Archbishop Williams joins faith symbols row

 Source BBC

The Archbishop of Canterbury has entered the Muslim veil debate by saying people should be free to wear visible religious symbols.

Dr Rowan Williams said aiming for a society where no symbols such as veils, crosses, sidelocks or turbans would be seen was "politically dangerous".

It would treat the state as a "central licensing authority" which creates public morality, he told the Times.

In recent weeks many politicians have debated the veil's place in UK society.

Commons Leader Jack Straw began the row by disclosing that he asks Muslim women to remove the veil at constituency surgeries.

Tony Blair agreed the veil was a "mark of separation", but Muslim groups complained they were being stigmatised.

There has also been debate about a Christian British Airways worker wearing a cross.

Writing in the Times, Dr Williams said his recent return from a visit to China had had a "slightly surreal" feel.

He had arrived in the middle of "what felt like a general panic about the role of religion in society", he said.

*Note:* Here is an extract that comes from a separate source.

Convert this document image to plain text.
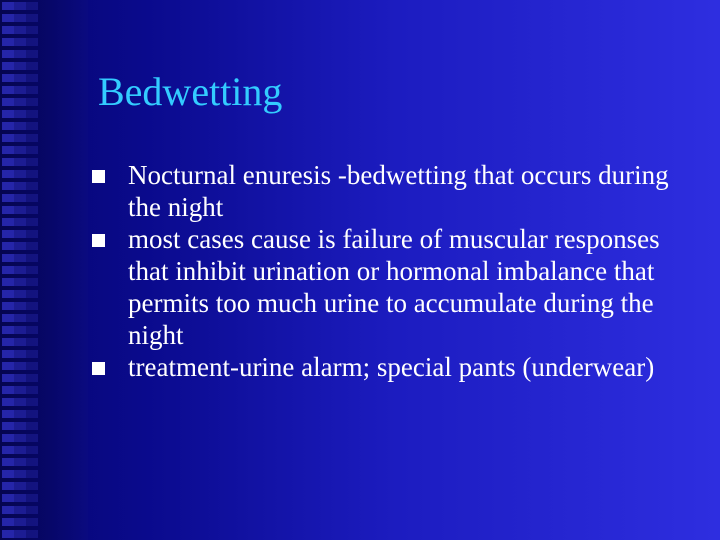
Bedwetting
Nocturnal enuresis -bedwetting that occurs during the night
most cases cause is failure of muscular responses that inhibit urination or hormonal imbalance that permits too much urine to accumulate during the night
treatment-urine alarm; special pants (underwear)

He said that, until now, it had been taken for granted that the state is "not the source of morality and legitimacy", but a mediator between the country's different communities.

"It is not secular in the sense of giving some kind of privilege to a non-religious or anti-religious set of commitments or policies," he wrote.

But he expressed a fear that the UK could be moving towards this kind of secularism, "which would change our political culture more radically than we imagine".

'Emotional' response

His stance has been backed by other senior churchmen.

The Bishop of Southwark, the Right Rev Tom Butler, said Dr Williams had provided a "helpful perspective".

"Religious symbols add to the richness of our society and we should not be too influenced by those who push such symbols to excess," he said.

Meanwhile, Muslims have been urged not to react "emotionally" to controversial statements about the veil.

'Political agendas'

Prof Tariq Ramadan, a visiting professor at Oxford University who addressed an interfaith conference on Wednesday, said: "Many Muslims do not realise that by reacting emotionally to the politicians they are alienating citizens.

"This may be the way to a critical and intellectual approach with wisdom that is profound about the questions Muslim are facing."

He said: "People made a calculated decision in raising this subject.

"Nevertheless we need to be careful that we do not get drawn into political agendas."